- Education: RMIT
- Occupation: Head of Engineering.
- Employer: Jetstar Airways
- Known for: Aerospace Engineering

= Sarah McSwiney =

Sarah McSwiney FTSE is an Australian aerospace engineer, who was made a fellow of the Australian Academy of Technological Sciences and Engineering in 2025. She is head of Engineering at Jetstar Airways and has a passion for supporting young women in the Aerospace and Aviation industry, and supporter of gender equity.

== Education ==
McSwiney attended Kilvington Grammar and graduated in 1999. She graduated with a Bachelor of Aerospace Engineering (hons), as well as an MBA.

== Career ==

McSwiney was a design engineer and liaison engineer in Seattle (USA) and Melbourne. She worked with Boeing for 17 years, including as leading the liaison engineering team across Boeing Australia, and then subsequently the Senior Manager of Engineering Strategy and Operations.

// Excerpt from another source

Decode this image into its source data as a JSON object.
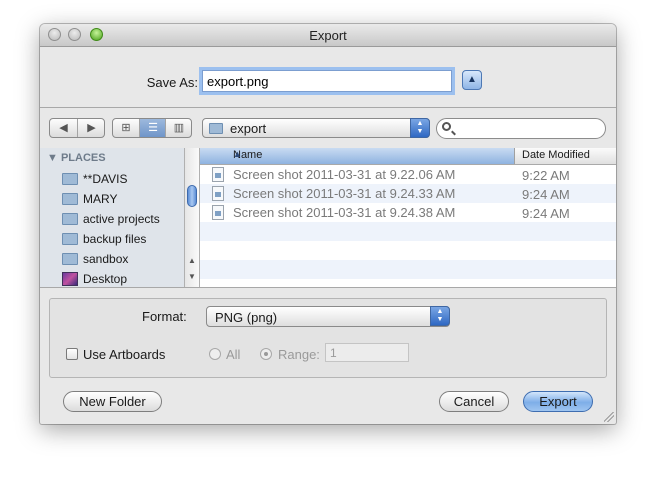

McSwiney was Chair of Kilvington Board, as well as holding a number of Board positions, including Chair of the Aviation/Aeorspace Australia. She is also the Chair of the Sir Lawrence Wackett Defence as well as Chair of the Aerospace Centre advisory board at RMIT.

== Gender Equity ==

McSwiney has a passion for encouraging young women and girls to pursue careers in STEM, and encouraging gender equity, which was first sparked while she was a primary school student at Kilvington school, at the robotics program.

"I remember being so fascinated and curious about the robots and their possibilities to solve problems. Importantly, the teacher at the time really urged me to explore my interest further. Without that encouragement, I'm not sure I would be where I am today. That is why it is so important that we create the pathways and opportunities for girls and young women to consider careers in the STEM sector."

McSwiney started the gender equity program, ‘GreenSkies’ as part of the Women in Aviation / Aerospace Australia, to address challenges with attracting and retaining women and girls to the aerospace industry.

== Awards ==
- 2025 - Fellow of the Australian Academy of Technological Sciences and Engineering.
- 2020 - Women in Industry - Social Leader of the Year.